Infertility attributed to PCOS remains to be a significant public health issue globally, with this burden varying considerably across age groups, and subtypes. Decision-makers providers must take a proactive stance in monitoring developing trends and adapting infertility screening and management protocols to different age brackets and subtypes.
正在评估多囊卵巢综合征(PCOS)所致不孕症的疾病负担演变模式,并按年龄、地区、亚型和健康状况进行分层。

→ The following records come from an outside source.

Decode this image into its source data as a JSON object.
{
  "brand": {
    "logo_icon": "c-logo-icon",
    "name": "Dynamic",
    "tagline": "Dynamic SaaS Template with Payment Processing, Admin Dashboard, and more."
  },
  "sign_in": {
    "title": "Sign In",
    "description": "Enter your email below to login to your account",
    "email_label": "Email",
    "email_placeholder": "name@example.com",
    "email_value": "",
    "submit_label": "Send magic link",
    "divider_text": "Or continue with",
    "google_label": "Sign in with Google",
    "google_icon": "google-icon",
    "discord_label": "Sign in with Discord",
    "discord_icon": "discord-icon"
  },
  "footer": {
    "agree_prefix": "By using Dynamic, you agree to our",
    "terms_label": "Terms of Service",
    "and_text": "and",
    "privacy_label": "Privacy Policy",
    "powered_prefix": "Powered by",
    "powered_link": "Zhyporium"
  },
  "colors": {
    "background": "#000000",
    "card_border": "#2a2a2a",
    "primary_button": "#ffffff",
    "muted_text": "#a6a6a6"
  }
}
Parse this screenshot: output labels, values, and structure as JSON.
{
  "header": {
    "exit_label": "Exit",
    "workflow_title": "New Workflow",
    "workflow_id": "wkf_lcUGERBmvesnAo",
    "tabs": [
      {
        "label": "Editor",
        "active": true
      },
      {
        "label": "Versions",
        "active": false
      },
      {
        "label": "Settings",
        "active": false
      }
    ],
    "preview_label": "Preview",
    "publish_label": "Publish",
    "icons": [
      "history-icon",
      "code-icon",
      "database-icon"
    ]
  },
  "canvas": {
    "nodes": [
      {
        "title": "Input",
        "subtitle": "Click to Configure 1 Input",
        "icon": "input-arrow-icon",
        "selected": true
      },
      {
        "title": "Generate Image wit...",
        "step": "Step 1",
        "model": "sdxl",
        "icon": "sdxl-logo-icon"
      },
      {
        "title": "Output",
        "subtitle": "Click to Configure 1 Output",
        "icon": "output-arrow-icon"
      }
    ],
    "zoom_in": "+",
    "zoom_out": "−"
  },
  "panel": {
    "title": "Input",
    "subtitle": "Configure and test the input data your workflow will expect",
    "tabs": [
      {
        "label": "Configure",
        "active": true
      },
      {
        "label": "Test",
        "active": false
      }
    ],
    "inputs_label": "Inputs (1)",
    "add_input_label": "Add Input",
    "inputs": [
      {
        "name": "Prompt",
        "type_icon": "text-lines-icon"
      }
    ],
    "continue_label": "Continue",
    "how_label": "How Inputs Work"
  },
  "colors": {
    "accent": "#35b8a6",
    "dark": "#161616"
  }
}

这项横断面调查涵盖了1990年至2021年来自21个地区和204个国家的数据,数据来源为健康指标与评估研究所。按年龄、亚型、地区、国家和健康状况对不孕症的患病率和伤残调整生命年(YLDs)进行总体和分层统计。计算年龄标准化率(ASR)的百分比变化以从时间上量化不孕症负担的趋势。采用贝叶斯年龄-时期-队列(BAPC)模型预测2022年至2042年患病率和YLD的ASR趋势。
在全球范围内,1990年至2021年期间,PCOS所致不孕症的年龄标准化患病率和YLDs呈显著上升趋势,ASR分别为34.2%(95%CI:28.2至41.5%)和32.5%(95%CI:26.6至39.4%)。PCOS所致不孕症的时空趋势在不同亚型和年龄组之间差异很大。原发性不孕症的负担在20至24岁的个体中达到峰值,而继发性不孕症在35至44岁的个体中持续达到峰值。BAPC模型显示,在未来20年中不孕症负担将增加。
PCOS所致不孕症在全球范围内仍是一个重大的公共卫生问题,这种负担在不同年龄组和亚型之间差异很大。决策者和医疗服务提供者必须积极主动地监测发展趋势,并使不孕症筛查和管理方案适应不同的年龄组和亚型。